The successful tai chi artist doesn’t resist a punch, he cooperates with the force and moves in the same direction. In ChiRunning, there are two forces: the pull of gravity, which you cooperate with by leaning into it; and the road coming at you. The last thing you want to do is stick your foot into that oncoming force. If you can land with your knee back and your foot underneath you, the road sweeps your leg behind and helps move you forward.

Chi Marathon

What’s the hardest part of teaching people to change the way they run?

The biggest difference in technique and the biggest challenge I have in coaching people is just getting them to pick up their feet instead of using them to push themselves forward. You have to kind of start from scratch and feel what your legs want to do—which is just to keep up with your fall. I’m trying to hit the reset button: Kids all run with a lean, they just intuitively do it that way. It’s getting people back into that natural, original form of running.

How long does it generally take people to learn how to do it correctly?

The vast majority people will get it in one day. For most people, if they practice the focuses [detailed in the book], their posture, how to hold their arms, etc., and if they have a reasonably good connection with their body, they can get to a point where it feels very natural within a month.

Danny DreyerYou have a training plan in the book; what’s it like?

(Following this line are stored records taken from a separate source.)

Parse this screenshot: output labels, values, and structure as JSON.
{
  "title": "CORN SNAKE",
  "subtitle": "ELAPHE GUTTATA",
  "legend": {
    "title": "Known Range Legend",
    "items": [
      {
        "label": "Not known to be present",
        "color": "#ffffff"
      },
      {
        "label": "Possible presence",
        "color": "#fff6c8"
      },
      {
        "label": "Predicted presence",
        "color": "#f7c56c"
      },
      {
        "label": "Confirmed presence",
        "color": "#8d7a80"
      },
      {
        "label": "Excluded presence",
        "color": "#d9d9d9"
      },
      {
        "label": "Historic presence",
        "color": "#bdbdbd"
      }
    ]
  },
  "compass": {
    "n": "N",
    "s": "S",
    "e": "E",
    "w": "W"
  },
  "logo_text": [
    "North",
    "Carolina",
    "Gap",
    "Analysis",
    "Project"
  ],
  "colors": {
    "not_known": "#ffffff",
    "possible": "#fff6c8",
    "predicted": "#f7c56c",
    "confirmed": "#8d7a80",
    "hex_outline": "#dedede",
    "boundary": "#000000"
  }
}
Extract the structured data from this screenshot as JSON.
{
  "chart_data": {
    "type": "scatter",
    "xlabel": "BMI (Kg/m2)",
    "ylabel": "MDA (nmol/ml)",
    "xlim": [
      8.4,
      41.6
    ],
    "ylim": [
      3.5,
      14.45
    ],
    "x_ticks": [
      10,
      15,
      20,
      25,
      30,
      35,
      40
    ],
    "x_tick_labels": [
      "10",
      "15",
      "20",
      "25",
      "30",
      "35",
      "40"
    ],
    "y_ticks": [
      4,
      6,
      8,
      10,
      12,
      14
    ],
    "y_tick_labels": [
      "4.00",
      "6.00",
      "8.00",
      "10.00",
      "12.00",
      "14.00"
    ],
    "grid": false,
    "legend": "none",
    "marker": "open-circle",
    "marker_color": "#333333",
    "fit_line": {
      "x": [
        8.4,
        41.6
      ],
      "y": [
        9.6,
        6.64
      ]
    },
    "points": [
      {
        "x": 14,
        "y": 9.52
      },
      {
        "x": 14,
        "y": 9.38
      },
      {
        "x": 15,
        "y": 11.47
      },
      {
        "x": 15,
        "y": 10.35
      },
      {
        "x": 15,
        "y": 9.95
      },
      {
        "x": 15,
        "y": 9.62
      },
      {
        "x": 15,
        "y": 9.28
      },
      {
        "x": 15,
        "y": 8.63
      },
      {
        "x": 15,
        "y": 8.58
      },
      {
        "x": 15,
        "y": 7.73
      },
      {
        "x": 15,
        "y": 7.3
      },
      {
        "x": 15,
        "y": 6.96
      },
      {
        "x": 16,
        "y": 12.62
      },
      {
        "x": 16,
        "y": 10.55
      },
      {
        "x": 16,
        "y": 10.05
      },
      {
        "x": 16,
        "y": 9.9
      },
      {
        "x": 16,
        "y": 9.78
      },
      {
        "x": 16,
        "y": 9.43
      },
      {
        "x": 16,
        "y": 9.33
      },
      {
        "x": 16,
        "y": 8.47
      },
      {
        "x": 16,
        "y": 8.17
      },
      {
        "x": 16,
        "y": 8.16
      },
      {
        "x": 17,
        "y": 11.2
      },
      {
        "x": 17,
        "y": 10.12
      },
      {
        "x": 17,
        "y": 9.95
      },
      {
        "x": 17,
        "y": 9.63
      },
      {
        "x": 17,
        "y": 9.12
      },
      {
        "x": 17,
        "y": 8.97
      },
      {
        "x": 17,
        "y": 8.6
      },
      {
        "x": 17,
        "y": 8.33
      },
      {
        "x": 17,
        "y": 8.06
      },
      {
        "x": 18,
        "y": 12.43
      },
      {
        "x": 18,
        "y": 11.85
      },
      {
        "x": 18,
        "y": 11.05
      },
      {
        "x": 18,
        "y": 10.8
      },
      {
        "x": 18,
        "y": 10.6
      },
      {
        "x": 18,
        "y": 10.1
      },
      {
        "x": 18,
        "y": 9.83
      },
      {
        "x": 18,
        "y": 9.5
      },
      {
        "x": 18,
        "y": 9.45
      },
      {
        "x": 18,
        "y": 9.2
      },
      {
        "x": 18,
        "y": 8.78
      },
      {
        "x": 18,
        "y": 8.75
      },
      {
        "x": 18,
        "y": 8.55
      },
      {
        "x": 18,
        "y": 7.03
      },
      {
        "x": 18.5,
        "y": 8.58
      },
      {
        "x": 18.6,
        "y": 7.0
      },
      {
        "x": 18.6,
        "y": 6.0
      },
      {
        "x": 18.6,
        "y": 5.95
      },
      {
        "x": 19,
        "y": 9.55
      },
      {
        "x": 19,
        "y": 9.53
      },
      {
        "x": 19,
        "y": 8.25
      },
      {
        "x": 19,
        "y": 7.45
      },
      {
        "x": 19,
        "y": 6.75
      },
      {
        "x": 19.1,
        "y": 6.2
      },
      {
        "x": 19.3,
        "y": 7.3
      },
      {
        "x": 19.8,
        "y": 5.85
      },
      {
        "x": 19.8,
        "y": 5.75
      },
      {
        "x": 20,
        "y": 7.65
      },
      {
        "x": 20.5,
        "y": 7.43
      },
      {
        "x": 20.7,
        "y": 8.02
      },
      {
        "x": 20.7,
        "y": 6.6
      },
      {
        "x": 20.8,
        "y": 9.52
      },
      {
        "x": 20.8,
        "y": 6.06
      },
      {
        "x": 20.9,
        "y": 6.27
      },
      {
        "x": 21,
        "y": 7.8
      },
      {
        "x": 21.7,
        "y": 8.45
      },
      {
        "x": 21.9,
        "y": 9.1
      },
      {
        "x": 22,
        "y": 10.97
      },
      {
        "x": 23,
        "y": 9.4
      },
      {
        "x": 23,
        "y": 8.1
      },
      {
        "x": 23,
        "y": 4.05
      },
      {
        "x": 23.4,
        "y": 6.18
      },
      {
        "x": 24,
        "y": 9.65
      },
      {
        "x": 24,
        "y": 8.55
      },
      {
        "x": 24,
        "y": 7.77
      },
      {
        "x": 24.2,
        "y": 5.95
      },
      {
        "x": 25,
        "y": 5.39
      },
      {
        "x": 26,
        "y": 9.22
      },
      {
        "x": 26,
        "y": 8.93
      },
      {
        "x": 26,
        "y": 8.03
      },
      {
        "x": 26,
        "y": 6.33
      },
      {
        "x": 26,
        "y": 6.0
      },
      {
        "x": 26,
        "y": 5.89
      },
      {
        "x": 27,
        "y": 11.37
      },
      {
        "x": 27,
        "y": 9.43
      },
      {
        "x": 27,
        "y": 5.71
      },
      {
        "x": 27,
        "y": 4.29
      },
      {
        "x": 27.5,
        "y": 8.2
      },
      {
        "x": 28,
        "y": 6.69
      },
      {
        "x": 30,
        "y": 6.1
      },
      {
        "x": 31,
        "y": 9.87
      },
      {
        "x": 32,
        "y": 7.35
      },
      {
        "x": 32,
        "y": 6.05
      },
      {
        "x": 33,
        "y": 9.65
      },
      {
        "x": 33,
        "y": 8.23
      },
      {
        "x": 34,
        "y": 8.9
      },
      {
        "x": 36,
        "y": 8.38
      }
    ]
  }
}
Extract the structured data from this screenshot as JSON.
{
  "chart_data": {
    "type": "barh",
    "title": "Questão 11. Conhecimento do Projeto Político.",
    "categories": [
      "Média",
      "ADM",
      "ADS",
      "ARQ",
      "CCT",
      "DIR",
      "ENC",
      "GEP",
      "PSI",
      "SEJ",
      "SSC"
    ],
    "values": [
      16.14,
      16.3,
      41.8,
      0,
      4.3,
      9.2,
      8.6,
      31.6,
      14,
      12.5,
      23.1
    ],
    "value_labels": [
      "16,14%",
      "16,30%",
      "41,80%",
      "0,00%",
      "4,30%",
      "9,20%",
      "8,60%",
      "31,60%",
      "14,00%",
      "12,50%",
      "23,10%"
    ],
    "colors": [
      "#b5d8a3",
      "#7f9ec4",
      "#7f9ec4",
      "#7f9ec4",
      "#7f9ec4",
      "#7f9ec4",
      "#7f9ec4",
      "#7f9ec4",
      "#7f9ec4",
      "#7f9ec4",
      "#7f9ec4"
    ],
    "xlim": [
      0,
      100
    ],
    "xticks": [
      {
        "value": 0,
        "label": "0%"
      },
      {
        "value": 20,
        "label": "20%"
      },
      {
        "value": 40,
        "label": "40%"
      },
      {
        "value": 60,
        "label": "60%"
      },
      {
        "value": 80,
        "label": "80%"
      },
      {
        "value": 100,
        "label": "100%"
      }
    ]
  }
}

It’s really designed so someone can start from scratch and be able to work up to a half marathon within four months. It’s a very holistic approach, broken it down into phases. The first phase is getting your brain around it: Why am I doing this? It’s important to start with a vision. The next phase is dedicated to working on your technique. You can’t do a marathon on training alone; it has to be based on really good movement patterns. No other training programs have this focus on technique. So then you move into the conditioning phase, where you build up mileage. And the next phase is mastery—in which you find the specifics of that course, like hills and flat sections, and mimic them in your training. So you’ll go into race day knowing exactly what to expect.

You talk a lot about aiming to take 170 to 180 steps per minute? Why is that important?

It’s the most efficient cadence. If your cadence drops below 170, it generally means you’re spending too much time on the ground and are burning too much energy just supporting your body weight. And if your cadence is too high, it usually means you’re using your leg muscles too much to propel yourself.

So even though the legs should just be supporting you, not powering your run, is it still important to do some weight-training exercises to strengthen your leg muscles?

No, not necessary. The only time it’s necessary is if you know you have a weakness, like weak ankles; then you need to strengthen the area. But you don’t need stronger leg muscles to run faster. I do, however, encourage people to stretch after their runs—that will help you gain a little range of motion.

Do you think weight-training could be detrimental to running?

Sometimes it can shorten your muscles and reduce your range of motion. Weight lifters don’t have any range of motion. For running long distances, you need to have more relaxed, sinewy muscle.

Strengthening your core must be a big focus with ChiRunning, though. Any moves you recommend?

Planks, bridges, and I love light crunches—rather than doing sit-ups, you just pull up the upper body and hold it; this is great because it’s an isometic exercise and leaning forward is isometric as well. You could also just stand next a couch, rest your quads against the highest point, then lean forward and hold it.

You say that a speed interval “is not about trying to run faster. It’s about creating the conditions for speed to happen.” Will you explain what you mean by that?

There’s a number of things when you do a speed workout, you’re not doing it necessarily with the goal of getting faster but the goal of increasing my range of motion, by teaching your legs to kick back farther. You don’t want to reach forward with your legs; that’s overstriding. That’s a danger. The feet should land as close to under your center mass as possible. You want to relax your hips so your legs can swing farther while working on your balance, so you can lean forward more.